Lincoln also understood the power of relationships. Team of Rivals shows how he intentionally brought strong, competitive personalities into his cabinet and then worked to unite them around a common purpose. He did not avoid difficult people; he learned how to work with them.


That is a lesson every leader needs. A strong organization is not built by surrounding yourself with people who never disagree. It is built by creating trust strong enough to hold honest differences. Lincoln’s genius was not that everyone around him was easy to manage. It was that he had the emotional intelligence to bring out the best in people who were very different from one another.


Growth

This is where Lincoln becomes especially compelling to me. He was always anti-slavery, but he was not necessarily an abolitionist at the beginning of the Civil War. Early on, his main concern was preserving the Union. Over time, as the war deepened and the moral reality of slavery became clearer, his position grew toward emancipation as both a moral and strategic necessity.
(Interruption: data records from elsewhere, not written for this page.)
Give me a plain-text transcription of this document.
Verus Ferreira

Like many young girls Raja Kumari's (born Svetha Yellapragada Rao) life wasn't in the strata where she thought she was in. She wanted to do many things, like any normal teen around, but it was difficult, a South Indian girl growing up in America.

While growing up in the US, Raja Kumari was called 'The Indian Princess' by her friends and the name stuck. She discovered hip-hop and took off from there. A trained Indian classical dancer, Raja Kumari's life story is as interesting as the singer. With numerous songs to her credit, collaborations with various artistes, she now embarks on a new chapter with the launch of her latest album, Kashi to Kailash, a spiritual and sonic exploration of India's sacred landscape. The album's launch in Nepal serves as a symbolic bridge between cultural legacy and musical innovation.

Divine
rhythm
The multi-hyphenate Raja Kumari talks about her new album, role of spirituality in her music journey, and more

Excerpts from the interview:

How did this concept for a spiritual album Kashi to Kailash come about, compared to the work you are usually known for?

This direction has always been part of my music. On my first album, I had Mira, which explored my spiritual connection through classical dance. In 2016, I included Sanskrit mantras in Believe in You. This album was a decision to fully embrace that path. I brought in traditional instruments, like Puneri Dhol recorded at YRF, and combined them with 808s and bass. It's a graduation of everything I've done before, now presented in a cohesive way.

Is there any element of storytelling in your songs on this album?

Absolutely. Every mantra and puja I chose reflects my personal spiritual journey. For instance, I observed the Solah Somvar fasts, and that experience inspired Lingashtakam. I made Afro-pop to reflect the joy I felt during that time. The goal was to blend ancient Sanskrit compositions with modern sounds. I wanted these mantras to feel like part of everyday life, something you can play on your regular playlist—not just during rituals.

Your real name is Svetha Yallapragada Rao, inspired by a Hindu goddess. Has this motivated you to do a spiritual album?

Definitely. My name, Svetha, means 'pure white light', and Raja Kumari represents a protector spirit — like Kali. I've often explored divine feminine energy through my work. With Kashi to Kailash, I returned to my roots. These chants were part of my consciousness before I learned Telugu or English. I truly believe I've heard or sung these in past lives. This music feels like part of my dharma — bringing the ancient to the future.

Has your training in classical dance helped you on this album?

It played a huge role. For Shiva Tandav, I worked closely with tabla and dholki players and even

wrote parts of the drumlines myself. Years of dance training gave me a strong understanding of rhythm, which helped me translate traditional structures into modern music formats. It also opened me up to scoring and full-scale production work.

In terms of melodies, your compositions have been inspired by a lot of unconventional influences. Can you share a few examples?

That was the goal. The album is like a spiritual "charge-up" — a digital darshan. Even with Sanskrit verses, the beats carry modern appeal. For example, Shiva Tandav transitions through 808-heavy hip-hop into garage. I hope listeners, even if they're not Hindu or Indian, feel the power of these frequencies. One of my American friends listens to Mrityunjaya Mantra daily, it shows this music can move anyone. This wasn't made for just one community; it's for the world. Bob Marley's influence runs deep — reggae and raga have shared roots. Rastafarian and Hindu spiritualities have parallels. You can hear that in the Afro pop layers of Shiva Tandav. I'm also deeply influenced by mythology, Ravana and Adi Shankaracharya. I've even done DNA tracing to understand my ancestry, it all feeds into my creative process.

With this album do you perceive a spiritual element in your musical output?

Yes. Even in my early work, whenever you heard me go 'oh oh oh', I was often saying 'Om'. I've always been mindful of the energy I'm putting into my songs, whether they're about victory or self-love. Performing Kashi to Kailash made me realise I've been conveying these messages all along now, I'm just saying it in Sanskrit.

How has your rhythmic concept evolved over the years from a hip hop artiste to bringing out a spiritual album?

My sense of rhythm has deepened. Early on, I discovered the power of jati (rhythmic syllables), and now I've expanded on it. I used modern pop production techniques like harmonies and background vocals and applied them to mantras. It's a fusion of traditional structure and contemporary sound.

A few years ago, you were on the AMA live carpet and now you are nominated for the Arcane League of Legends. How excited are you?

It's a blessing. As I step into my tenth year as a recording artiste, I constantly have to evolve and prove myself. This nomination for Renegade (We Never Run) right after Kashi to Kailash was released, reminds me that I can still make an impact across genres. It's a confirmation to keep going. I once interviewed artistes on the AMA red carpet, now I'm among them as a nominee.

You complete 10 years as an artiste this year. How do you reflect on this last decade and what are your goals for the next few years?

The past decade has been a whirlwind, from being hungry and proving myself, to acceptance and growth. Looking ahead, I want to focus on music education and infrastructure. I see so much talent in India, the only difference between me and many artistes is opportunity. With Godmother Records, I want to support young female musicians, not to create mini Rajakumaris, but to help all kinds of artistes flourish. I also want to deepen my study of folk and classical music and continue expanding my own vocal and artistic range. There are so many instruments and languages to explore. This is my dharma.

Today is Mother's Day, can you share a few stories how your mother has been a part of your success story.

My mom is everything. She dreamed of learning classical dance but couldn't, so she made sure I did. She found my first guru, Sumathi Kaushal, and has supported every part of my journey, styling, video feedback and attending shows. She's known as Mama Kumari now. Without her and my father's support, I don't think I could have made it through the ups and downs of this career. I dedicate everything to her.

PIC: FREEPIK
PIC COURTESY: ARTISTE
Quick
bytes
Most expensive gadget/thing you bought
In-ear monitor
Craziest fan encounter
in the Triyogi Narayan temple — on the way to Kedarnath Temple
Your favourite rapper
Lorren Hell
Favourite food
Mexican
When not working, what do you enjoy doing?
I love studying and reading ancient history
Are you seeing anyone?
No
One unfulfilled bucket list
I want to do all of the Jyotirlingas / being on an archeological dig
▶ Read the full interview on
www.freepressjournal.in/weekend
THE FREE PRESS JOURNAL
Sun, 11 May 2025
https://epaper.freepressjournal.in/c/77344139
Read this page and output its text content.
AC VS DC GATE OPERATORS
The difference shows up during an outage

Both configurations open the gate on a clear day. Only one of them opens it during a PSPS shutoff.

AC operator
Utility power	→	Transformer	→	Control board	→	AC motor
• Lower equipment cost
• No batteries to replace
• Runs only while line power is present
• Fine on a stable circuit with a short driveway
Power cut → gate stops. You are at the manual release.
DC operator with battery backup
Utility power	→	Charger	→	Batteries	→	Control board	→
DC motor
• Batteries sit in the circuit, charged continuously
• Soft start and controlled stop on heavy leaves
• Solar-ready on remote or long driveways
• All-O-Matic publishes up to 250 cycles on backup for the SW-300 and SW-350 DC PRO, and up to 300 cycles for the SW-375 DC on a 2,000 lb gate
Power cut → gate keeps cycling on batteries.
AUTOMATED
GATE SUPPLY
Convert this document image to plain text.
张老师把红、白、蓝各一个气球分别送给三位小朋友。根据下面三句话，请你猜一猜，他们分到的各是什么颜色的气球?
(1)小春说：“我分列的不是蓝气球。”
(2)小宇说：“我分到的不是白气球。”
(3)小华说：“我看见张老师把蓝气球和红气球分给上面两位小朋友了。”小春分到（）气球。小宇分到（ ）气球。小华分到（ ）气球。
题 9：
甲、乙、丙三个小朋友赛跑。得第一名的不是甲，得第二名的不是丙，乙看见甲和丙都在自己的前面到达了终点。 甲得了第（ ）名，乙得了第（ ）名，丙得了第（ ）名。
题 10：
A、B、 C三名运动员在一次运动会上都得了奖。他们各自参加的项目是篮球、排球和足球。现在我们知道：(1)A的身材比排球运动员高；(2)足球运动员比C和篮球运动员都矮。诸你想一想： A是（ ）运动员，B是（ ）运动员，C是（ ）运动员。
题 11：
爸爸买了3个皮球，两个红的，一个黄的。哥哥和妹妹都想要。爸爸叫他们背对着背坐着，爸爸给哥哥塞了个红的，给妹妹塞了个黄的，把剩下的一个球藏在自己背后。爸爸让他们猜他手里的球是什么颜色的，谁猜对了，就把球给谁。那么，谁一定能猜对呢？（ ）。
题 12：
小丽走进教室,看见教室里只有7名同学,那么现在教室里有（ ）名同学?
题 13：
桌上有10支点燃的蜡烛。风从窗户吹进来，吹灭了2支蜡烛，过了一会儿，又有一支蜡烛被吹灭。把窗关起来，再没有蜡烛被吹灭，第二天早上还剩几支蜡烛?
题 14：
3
I think that is one of the most important leadership lessons Lincoln offers: growth matters. Good leaders are not frozen in their first opinion. They are willing to be shaped by responsibility, truth, and experience. Lincoln shows us that growth is not indecision. It is maturity.


Happiness and Health

At first glance, this one may seem less obvious, but I think it still applies. Lincoln had an ability to steady people in a season of fear. He used humor, storytelling, and calm presence to reduce tension and give people room to breathe. In a nation under extraordinary stress, that kind of emotional steadiness mattered.

That connects with the idea that leaders help create the climate people work and live in. When leaders reduce anxiety, create clarity, and bring hope, they improve the emotional health of the whole organization. Lincoln understood that a weary people needed more than orders. They needed direction, reassurance, and the sense that someone capable was steering the ship.


Toxicity

Lincoln also modeled something powerful in the face of toxicity: he refused to become toxic himself. He lived through bitterness, betrayal, division, and war, yet he kept his moral center. He did not answer hate with hate. He did not let the worst spirit in the room become his own.

That is a huge leadership lesson for our time. Toxic environments do not improve when leaders mirror the same anger, ego, or contempt that is already there. They improve when leaders stay grounded, firm, and humane. Lincoln’s example reminds me that a leader can confront hard realities without surrendering character.


What I take from Lincoln

The reason I keep coming back to Lincoln is simple: he proves that leadership is not just about getting results. It is about becoming the kind of person who can guide others through complexity without losing compassion. That is why his story belongs in the conversation about building a better organization.


For me, Lincoln reinforces the idea behind LIGHT: leaders help people thrive when they lead with love, build real relationships, keep growing, care about well-being, and resist toxicity. That is not just a leadership philosophy. It is a way of building healthier people and healthier organizations.


Lincoln did not lead a perfect nation with perfect people. He led real people through real pain and real conflict. And he did it with empathy, growth, and moral courage. That is the kind of leadership we still need.